Жил да был далеко отсюда, в тридевятом царстве тридесятом государстве царь, по имени Аггей. Померла у него жена, и остался он с красавицей-дочерью…
Вышел Илья из возраста, когда хлебом не корми, а расскажи-ка лучше сказочку. Да только, если уж к слову пришлось, есть ли он, возраст такой? Казалось бы, наперед знает, что дальше будет, и про злую королевну, и про то, как невзлюбит она падчерицу, как изводить ее будет, и чем все закончится, а вот поди ж ты — сидит, как говорят в народе, уши развесивши, и представляет себе все, да так явно, будто перед собой въяве видит. И то сказать, не каждому счастье такое дается, чтоб слово его за живое схватывало. Иной начнет рассказывать — хоть и правду, а слушать его — проще из избы сбежать; а иной соврет — заслушаешься. Чего далеко ходить — через пять домов по улице. Живут там, вот как Тимофей с Яковом, друг напротив друга, Братило и Долговяз. Не знает кто, при встрече подумает — враги записные. А на самом деле — ничуть не бывало; лодка у каждого есть, челн-долбленка, сеть, — рыбной добычей промышляют. Ну, и соперничают, не без этого. Только как сойдутся, говор между ними начнется, ажно облака во все стороны разлетаются. Кто из них лучшей, да кто удачливей. Кто дока, а кто так просто, за околицу вышел. Так вот. Выхватит, положим, Братило сома, здорового такого, одному не унести, а сказать про то не токмо что складно, а и вообще… Руки растопырит, глаза выпучит, вот такого, мол, поймал. И впрямь чем-то сома напоминает. Иного слова сверх сказанного и не добьешься. Не то — Долговяз. Улов у него неудачный — пара-тройка лещей, да и те — лучше б не показывал, а рассказывать начнет — заслушаешься. Ни разу такого у него не случалось, чтоб без оказии. То у него водяной в сети запутается, то русалка (тут он так расписывать начнет — бабы краснеют, мужики только покрякивают), то лось (реку переплывал, да в сеть и угодил), то на диво какое зазевался и весь улов упустил. Однажды такое поведал — народ три дня к реке не ходил, боязно было. Видел он якобы ладью, против течения поднимавшуюся, а на ладье той парус черный и воины мертвые. Вспенивают весла воду, а плеска не слышно. И прямо к нему плывет. Куда деваться? Тот камень, к которому челн веревкой привязан, быстро не поднять. Только тем и спасся, что в воду потихоньку сполз да возле борта и держался, пока мимо не проплыла. И вот что удивительно: видели мужики, что это он в воду свалился, когда из челна на берег выбирался, — за весло запнулся, — а все равно поверили…

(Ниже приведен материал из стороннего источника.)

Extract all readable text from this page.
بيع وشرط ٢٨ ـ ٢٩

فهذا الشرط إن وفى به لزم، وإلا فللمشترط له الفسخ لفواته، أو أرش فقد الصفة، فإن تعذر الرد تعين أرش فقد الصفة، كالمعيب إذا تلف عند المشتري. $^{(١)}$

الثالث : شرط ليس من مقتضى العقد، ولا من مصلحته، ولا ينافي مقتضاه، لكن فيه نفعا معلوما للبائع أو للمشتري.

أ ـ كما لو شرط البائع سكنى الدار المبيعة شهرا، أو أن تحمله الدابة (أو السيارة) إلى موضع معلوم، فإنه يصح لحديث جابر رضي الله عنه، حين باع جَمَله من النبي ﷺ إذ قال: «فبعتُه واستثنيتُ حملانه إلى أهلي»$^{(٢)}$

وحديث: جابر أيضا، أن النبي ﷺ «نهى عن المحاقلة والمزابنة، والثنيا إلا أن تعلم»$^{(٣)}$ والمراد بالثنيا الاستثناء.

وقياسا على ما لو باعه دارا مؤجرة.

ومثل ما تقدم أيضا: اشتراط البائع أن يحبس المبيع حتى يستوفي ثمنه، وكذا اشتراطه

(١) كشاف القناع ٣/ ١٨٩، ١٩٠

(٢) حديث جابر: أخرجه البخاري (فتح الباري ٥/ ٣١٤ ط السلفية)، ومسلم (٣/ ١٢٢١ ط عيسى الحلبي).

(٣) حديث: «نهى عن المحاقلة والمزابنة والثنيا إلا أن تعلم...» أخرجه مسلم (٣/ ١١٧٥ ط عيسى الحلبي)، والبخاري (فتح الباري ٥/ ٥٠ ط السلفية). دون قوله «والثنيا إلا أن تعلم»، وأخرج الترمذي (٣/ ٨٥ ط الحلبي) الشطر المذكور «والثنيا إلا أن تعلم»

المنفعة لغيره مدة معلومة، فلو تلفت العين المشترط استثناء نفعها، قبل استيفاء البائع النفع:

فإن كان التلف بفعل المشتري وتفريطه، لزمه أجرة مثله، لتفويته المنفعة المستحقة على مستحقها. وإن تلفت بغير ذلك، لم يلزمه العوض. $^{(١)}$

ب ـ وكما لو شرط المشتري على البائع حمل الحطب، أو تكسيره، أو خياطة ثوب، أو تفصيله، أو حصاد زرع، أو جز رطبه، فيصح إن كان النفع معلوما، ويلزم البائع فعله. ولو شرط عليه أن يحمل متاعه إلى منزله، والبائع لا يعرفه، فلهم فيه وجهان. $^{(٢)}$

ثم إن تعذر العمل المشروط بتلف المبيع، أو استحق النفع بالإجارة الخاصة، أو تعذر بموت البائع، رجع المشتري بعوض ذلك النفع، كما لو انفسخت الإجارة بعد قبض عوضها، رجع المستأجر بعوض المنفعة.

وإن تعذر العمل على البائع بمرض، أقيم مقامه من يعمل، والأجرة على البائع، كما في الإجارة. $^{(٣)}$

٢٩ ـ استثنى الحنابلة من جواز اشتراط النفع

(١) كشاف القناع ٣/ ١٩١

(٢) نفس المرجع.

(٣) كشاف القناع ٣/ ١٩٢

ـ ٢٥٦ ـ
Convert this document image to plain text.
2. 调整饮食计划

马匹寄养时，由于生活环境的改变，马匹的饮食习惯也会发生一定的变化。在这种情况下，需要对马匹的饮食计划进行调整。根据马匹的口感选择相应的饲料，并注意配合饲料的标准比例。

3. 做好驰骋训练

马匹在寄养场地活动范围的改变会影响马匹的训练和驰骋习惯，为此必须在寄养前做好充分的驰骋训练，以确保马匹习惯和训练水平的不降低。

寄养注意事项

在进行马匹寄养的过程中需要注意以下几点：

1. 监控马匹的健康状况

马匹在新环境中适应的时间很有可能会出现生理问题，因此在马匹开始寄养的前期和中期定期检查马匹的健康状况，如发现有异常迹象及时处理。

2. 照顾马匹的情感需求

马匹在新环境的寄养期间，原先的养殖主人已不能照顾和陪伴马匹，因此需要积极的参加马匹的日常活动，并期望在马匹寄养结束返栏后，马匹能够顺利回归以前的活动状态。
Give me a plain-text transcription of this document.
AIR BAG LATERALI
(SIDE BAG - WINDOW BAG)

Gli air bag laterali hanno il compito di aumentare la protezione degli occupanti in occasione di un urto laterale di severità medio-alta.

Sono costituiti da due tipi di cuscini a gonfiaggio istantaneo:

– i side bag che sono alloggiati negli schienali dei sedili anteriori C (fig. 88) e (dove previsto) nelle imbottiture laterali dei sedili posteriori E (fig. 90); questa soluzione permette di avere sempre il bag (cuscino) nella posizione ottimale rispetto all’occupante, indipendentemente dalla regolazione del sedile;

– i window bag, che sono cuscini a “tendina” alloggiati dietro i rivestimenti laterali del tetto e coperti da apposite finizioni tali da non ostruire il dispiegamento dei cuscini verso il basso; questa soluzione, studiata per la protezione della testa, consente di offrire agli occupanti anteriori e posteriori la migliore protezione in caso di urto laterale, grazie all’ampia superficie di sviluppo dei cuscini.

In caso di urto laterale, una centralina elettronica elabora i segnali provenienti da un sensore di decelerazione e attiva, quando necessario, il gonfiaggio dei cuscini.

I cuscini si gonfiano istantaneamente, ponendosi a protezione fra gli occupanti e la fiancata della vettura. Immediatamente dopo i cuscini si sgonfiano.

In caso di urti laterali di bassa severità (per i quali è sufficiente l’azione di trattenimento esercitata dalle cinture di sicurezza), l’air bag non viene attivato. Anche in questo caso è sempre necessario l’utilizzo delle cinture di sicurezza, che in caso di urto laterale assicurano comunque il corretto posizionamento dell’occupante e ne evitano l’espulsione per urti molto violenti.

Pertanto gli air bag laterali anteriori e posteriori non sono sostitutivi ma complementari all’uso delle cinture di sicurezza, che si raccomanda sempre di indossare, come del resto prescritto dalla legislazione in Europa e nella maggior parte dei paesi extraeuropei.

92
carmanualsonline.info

Ну да Тимофей с Яковом Долговязу не больно уступали. Тот, единственно, все больше про свои подвиги и рассказывал, а эти — про чужие. Хотя правда с выдумкой у всех их так переплетались, что и не разберешь. А еще, Долговяз — он словно по-новому все переживал: и руками-то размахивал, и вскакивал, и бегал, и приседал, и по коленям себя хлопал; бывало, и слушающего за рубаху или порты теребил. Эти же неторопливо рассказ вели, словно завлекая, так слово за словом приговаривая, будто баба сарафан вышивает; стежок за стежком, пока не предстанет глазам узор дивный. Помотает тогда слушающий головой да и спросит себя: где ж это я обретаюсь-то? Только что посреди моря-окияна был, на острове, или во дворце кащеевом, или в пещере разбойничьей — ан нет, почудилось. Вот она, завалинка знакомая, али горница, али скамья возле забора. И слова-то вроде простые, всем ведомые, а вот поди ж ты, как ладно складываются…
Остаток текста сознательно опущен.